The last few years have given me hope. The internet has exploded with posts by brave wonderful people, both men and women, who are standing up and shouting that ‘we can do something’. That the geek fallacies are FALSE and that people who break the rules about treatment of the opposite gender, who sexually harass and use the geek community to do it will be called out and will be prosecuted. I use that term: prosecuted, not persecuted. This isn’t about persecuting and making witch hunts but prosecuting actual criminal behavior, or enforcing guidelines against socially unacceptable behavior in public and communal atmospheres. And it does not just have to do with women, as has often been pointed out to me: there is plenty of bad behavior from women, enacted upon men in the community, that goes unspoken about and ignored. But there are people speaking out.
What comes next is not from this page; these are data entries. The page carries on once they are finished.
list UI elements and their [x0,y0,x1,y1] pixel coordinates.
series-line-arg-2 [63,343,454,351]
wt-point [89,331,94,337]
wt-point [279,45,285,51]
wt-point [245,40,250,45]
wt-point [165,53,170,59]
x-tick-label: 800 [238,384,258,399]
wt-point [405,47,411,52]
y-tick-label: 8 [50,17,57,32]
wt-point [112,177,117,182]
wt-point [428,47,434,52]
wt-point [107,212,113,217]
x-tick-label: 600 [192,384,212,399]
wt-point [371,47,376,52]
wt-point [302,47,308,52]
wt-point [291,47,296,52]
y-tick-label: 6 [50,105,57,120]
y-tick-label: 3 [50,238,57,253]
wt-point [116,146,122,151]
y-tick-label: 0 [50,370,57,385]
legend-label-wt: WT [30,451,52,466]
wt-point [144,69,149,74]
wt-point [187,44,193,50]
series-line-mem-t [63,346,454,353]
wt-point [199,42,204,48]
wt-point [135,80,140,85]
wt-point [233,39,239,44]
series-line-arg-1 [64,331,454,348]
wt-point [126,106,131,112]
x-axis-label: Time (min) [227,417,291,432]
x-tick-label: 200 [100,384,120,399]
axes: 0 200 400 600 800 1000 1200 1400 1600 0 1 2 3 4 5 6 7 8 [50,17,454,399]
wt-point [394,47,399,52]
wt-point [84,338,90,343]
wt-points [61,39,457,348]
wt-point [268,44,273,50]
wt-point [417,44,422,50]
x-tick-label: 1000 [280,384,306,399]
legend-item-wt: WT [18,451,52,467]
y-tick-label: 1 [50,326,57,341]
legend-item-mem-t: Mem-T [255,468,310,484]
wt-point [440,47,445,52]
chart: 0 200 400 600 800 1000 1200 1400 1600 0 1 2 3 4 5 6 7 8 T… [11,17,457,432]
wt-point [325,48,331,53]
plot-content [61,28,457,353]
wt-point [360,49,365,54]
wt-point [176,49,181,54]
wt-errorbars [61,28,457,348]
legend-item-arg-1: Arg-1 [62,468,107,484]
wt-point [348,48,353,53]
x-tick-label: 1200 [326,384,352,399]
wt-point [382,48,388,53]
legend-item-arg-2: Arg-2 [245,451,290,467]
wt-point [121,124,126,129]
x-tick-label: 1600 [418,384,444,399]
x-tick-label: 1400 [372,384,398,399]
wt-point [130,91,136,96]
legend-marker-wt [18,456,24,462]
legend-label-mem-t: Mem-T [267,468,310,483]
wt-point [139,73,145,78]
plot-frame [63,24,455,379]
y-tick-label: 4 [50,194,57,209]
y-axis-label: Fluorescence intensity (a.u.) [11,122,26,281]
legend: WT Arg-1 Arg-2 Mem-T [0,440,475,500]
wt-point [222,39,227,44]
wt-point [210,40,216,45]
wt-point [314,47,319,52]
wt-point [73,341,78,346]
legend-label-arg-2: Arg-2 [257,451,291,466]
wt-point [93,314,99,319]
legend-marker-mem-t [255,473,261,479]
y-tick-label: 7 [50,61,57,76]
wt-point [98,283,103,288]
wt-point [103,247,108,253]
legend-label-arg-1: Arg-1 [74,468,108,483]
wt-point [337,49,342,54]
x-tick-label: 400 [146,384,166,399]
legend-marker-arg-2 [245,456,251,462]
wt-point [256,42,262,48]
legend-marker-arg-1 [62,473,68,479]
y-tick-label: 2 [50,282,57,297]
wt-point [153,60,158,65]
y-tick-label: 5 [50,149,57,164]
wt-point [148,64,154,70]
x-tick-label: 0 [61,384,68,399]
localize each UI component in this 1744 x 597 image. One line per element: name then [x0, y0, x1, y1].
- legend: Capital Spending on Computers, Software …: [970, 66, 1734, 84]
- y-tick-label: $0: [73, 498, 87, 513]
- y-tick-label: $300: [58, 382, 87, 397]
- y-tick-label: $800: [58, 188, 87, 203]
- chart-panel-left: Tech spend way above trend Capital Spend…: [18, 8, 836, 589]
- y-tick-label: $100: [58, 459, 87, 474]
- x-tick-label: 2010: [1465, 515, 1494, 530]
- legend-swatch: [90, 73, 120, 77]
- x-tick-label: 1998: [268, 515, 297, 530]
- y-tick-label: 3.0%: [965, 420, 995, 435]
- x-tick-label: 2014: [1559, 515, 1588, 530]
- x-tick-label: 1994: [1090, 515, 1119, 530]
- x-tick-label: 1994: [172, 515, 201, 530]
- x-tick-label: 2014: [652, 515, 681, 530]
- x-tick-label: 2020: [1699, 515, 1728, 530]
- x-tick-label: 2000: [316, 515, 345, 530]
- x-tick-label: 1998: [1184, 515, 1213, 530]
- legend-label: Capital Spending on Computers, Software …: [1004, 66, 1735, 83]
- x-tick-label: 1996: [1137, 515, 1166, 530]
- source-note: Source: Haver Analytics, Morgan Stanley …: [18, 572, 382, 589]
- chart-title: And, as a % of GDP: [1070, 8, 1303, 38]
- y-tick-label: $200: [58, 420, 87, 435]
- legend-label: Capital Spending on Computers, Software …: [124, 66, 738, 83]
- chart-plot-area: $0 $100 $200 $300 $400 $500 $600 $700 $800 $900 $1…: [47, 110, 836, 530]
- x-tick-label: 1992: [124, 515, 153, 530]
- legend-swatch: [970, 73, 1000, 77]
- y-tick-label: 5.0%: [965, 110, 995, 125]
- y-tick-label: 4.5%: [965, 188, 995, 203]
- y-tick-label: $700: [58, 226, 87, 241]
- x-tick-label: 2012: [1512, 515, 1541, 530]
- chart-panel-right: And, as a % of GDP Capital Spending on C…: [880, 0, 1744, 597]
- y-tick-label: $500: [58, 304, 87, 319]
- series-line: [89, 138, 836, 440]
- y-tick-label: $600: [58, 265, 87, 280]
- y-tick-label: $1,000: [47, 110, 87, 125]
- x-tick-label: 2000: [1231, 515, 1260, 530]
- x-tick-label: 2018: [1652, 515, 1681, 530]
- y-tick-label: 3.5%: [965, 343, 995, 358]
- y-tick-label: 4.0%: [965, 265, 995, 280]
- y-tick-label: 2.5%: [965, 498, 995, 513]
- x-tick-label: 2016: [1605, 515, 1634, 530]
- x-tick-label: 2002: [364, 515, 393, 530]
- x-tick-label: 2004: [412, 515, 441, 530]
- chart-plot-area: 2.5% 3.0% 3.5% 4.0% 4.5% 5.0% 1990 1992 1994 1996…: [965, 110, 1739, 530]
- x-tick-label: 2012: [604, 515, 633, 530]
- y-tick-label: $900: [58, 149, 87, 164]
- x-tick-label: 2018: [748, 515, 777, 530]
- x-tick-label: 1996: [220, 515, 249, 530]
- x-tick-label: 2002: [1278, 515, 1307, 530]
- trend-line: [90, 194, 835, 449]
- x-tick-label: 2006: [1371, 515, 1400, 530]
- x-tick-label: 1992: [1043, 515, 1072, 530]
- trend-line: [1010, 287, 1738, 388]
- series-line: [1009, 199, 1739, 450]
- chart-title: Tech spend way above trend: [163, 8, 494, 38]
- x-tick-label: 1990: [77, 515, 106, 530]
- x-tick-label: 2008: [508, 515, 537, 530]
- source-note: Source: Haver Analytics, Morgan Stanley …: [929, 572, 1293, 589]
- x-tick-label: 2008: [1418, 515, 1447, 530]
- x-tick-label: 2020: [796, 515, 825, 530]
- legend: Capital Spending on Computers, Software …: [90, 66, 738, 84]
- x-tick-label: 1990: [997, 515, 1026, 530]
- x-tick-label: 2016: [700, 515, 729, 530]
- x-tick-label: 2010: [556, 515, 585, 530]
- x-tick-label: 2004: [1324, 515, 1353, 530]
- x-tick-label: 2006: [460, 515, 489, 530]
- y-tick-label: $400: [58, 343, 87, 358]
There are also people standing up. When they see bad behavior being done, they are working to correct where they can. If a company chooses not to employ women and the issue comes up, as it has, about the lack of women in the gaming industry (such as during the conversation of #1reasonwhy), companies who stand for equality have stood to offer more work for women. They make known their beliefs through their actions to correct the situation by bringing what equilibrium they can, and to them I always say thank you. And there are those who stand up to act to create new spaces, such as the Different Games conference that is being organized, to give people who have been marginalized a place to represent. There are those who act in small ways, by offering support and care to those who have been on the receiving end of bad treatment. These are the folks you probably never see. They deserve credit. They stand up.

John’s post this week was full of outrage, and mine would be too – if I wasn’t so intimately familiar with the problem. I’m a woman, I’m a geek, I’ve been at this for years. So long I think that sometimes I run out of rage and instead fall into cynicism. But I’ve had opportunities instead lately to take that cynicism and turn it into action and turn it into a voice for support. And I’m going to keep doing that because that’s the way we combat fallacy, and combat those who believe they can hide their horrid and even criminal behavior behind a community I love.
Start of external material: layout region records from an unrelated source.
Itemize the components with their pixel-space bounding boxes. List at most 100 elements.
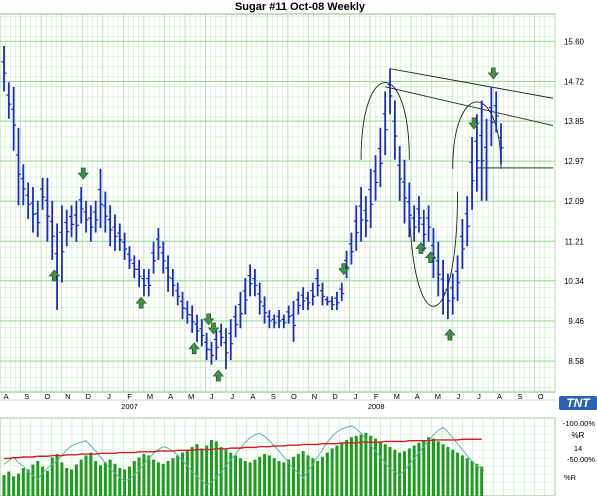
price-bar [435,241,441,297]
price-bar [421,209,427,251]
price-bar [107,205,113,247]
y-tick-label: 12.09 [564,197,585,206]
volume-bar [127,466,131,496]
price-bar [165,255,171,292]
year-label: 2007 [121,402,138,411]
y-tick-label: 11.21 [565,237,585,246]
x-tick-label: N [65,392,70,401]
price-bar [199,319,205,347]
price-bar [459,218,465,270]
volume-bar [70,469,74,496]
volume-bar [465,458,469,496]
y-tick-label: 13.85 [564,117,585,126]
y-tick-label: 12.97 [564,157,585,166]
volume-bar [374,438,378,496]
volume-bar [2,475,6,496]
volume-bar [427,437,431,496]
volume-bar [345,440,349,496]
volume-bar [55,454,59,496]
buy-signal-arrow [188,342,200,355]
volume-bar [7,471,11,496]
price-bar [455,255,461,301]
price-bar [204,332,210,361]
volume-bar [301,451,305,496]
x-tick-label: J [230,392,234,401]
logo-badge [559,396,597,410]
volume-bar [12,476,16,496]
volume-bar [325,452,329,496]
price-bar [252,269,258,297]
price-bar [242,278,248,315]
price-bar [382,91,388,156]
price-bar [11,86,17,151]
volume-bar [79,459,83,496]
volume-bar [451,449,455,496]
indicator-value: 14 [574,444,582,453]
price-bar [353,205,359,251]
x-tick-label: M [435,392,441,401]
volume-bar [407,448,411,496]
price-bar [397,146,403,201]
volume-bar [229,452,233,496]
price-bar [305,291,311,311]
sell-signal-arrow [203,313,215,326]
volume-bar [248,462,252,496]
price-bar [464,196,470,247]
price-bar [286,305,292,324]
price-bar [233,305,239,338]
price-bar [30,187,36,233]
volume-bar [195,444,199,496]
volume-bar [354,435,358,496]
resistance-line-upper [389,68,554,99]
volume-bar [224,449,228,496]
x-tick-label: J [457,392,461,401]
logo-text: TNT [566,396,591,410]
buy-signal-arrow [135,296,147,309]
buy-signal-arrow [212,369,224,382]
volume-bar [258,456,262,496]
price-bar [122,232,128,260]
price-bar [6,82,12,119]
x-tick-label: M [188,392,194,401]
price-bar [450,273,456,315]
price-bar [83,200,89,233]
volume-bar [253,459,257,496]
price-bar [175,282,181,306]
volume-bar [412,445,416,496]
volume-bar [123,469,127,496]
price-bar [228,319,234,361]
price-bar [271,314,277,329]
x-tick-label: D [332,392,338,401]
price-bar [474,114,480,192]
volume-bar [383,444,387,496]
pattern-annotations [360,68,554,307]
volume-bar [45,470,49,496]
price-bar [213,328,219,361]
price-bar [300,287,306,311]
price-bar [208,341,214,365]
volume-bar [446,447,450,496]
price-bars [1,45,504,370]
volume-bar [166,461,170,496]
price-bar [276,310,282,329]
volume-bar [113,463,117,496]
price-bar [373,155,379,201]
y-tick-label: 9.46 [568,317,584,326]
x-tick-label: A [250,392,255,401]
volume-bar [369,435,373,496]
volume-bar [441,444,445,496]
x-tick-label: S [518,392,523,401]
volume-bar [306,455,310,496]
volume-bar [103,462,107,496]
buy-signal-arrow [415,242,427,254]
price-bar [363,196,369,238]
price-bar [126,246,132,270]
price-bar [295,291,301,315]
indicator-tick-top: -100.00% [563,419,595,428]
price-grid [0,13,556,393]
price-bar [25,182,31,219]
indicator-name: %R [572,431,585,440]
volume-bar [65,468,69,496]
volume-bar [436,441,440,496]
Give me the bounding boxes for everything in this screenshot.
To them I say, sorry, buddy or lady. It’s no longer ‘what can you do?’ or ‘well, y’know, it’s just that…’ It’s now ‘this is our community too, and you’ve got no place to hide from eyes that are attached to people empowered to act, and speak, and enact change. Your sandbox was never just yours. It’s all of ours. And we don’t want it to be a place of harassment and inequality and shame.

And hate to say it, but the new way’s here to stay.